Low-Density Parity Check codes are a class of linear block codes that have sparse parity check matrices (H). LDPC codes have been adopted in the latest communication and storage systems due to their linear decoding complexity and superior error performance. LDPC code applications are including but not limited to, Digital Video Broadcasting (DVB-S2), 10Gigabit Ethernet (10GBASE-T), broadband wireless access (WiMax), wireless local area network (WiFi), deep-space communications and magnetic storage in hard disk derives.
LDPC codes are constructed randomly or structurally. Structured codes are more interesting due to their regularity. In this project we consider a class of structured regular LDPC codes, called Turbo-Structured LDPC (TS-LDPC) codes. TS-LDPC codes can be designed with any arbitrary desired column weight, row weight and girth (the shortest cycle in their graphical representation). Large girth guarantees large minimum Hamming distance (dmin) between the codewords, resulting in TS-LDPC codes’ lower error floor at high Signal to Noise Ratio (SNR). Their Parity check matrix (H) can be constructed from a much smaller shift matrix S which saves a great amount of memory. It has been shown that TS-LDPC codes outperform the randomly generated LDPC codes at higher SNR and have much lower noise floor. Therefore, TS-LDPC codes are a good candidate to be adopted in communication applications, which needs low bit error rate at higher SNR.
Recently, implementation of analog decoders has been targeted as a re-search direction by many VLSI research groups. Analog decoders are preferred in many communication systems due to their higher speed, lower power dissipation and smaller chip area compared to their digital counterpart. Analog decoders are suitable for the decoding algorithms using iterative schemes such as the Sum-Product algorithm. The SP algorithm is the best performing and also the most complex algorithm for decoding LDPC codes. Another algorithm with almost the same performance but less complexity is known as the Min-Sum (MS) algorithm. MS algorithms are preferable since the complexity of computations performed in nodes is much lower than in the case of the SP algorithm.

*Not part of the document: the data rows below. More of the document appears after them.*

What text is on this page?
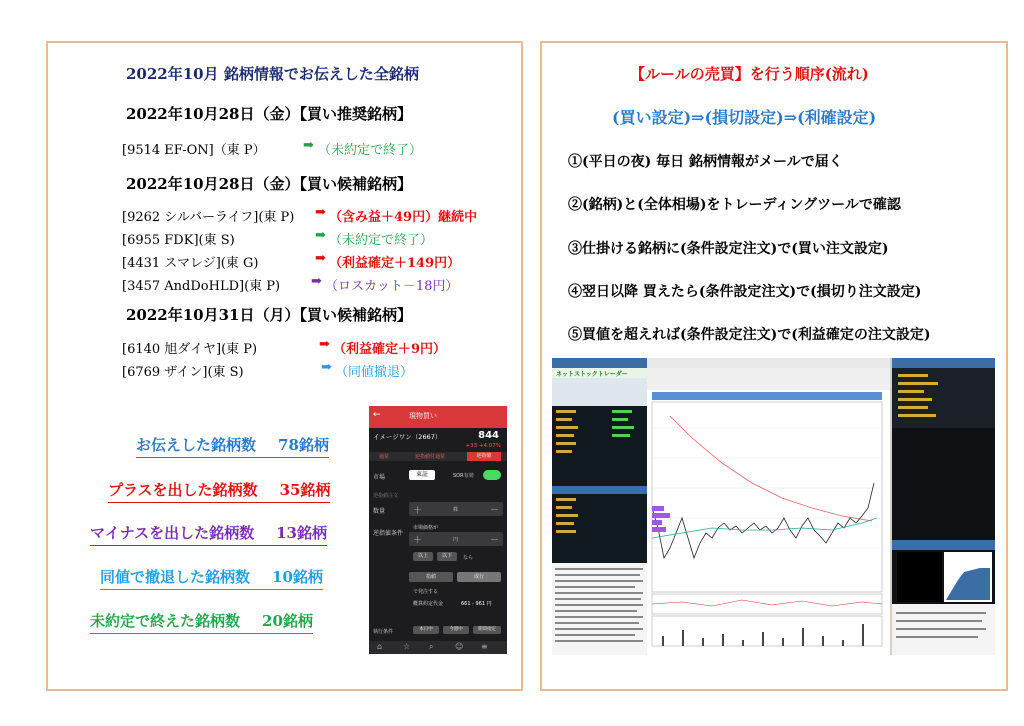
2022年10月 銘柄情報でお伝えした全銘柄
2022年10月28日（金）【買い推奨銘柄】
[9514 EF-ON]（東 P）	➡ （未約定で終了）
2022年10月28日（金）【買い候補銘柄】
[9262 シルバーライフ](東 P) ➡ （含み益＋49円）継続中
[6955 FDK](東 S)	➡ （未約定で終了）
[4431 スマレジ](東 G)	➡ （利益確定＋149円）
[3457 AndDoHLD](東 P) ➡ （ロスカット－18円）
2022年10月31日（月）【買い候補銘柄】
[6140 旭ダイヤ](東 P)	➡ （利益確定＋9円）
[6769 ザイン](東 S)	➡ （同値撤退）
お伝えした銘柄数 78銘柄
プラスを出した銘柄数 35銘柄
マイナスを出した銘柄数 13銘柄
同値で撤退した銘柄数 10銘柄
未約定で終えた銘柄数 20銘柄
←	現物買い
イメージワン（2667）	844
+33 +4.07%
通常	逆指値付通常	逆指値
市場	東証	SOR有効
逆指値注文
数量	＋	株	－
逆指値条件
市場価格が
＋	円	－
以上	以下	なら
指値	成行
で発注する
概算約定代金	661 - 961 円
執行条件	本日中	今週中	期間指定
⌂	☆ ⌕	☺ ≡
【ルールの売買】を行う順序(流れ)
(買い設定)⇒(損切設定)⇒(利確設定)
①(平日の夜) 毎日 銘柄情報がメールで届く
②(銘柄)と(全体相場)をトレーディングツールで確認
③仕掛ける銘柄に(条件設定注文)で(買い注文設定)
④翌日以降 買えたら(条件設定注文)で(損切り注文設定)
⑤買値を超えれば(条件設定注文)で(利益確定の注文設定)
ネットストックトレーダー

Previously, TS-LDPC codes have been investigated using the SP algorithm. However, to optimally use them in an analog decoding context their superior error floor should be evaluated using the MS algorithm. We have adapted MS algorithm in the decoding of TS-LDPC codes and evaluated the decoding performance to verify that the property of low error floor is maintained when the MS algorithms are used. It is shown that MS algorithm can be a good candidate for the implementation of TS-LDPC analog VLSI decoder.
Since the goal of this project is to design and fabricated an MS algorithm based TS-LDPC analog decoder, therefore the suitability of the decoder is tested. Some analog impairments such as mismatch, leakage and noise are considered in the decoding procedure of TS-LDPC codes. It is shown that the degradation of the error performance of TS-LDPC codes due to analog impairments is negligible. Therefore, it can be concluded that the analog decoder of TS-LDPC code using MS algorithm is fairly robust against analog imperfections. We are currently working on the design of the analog decoder.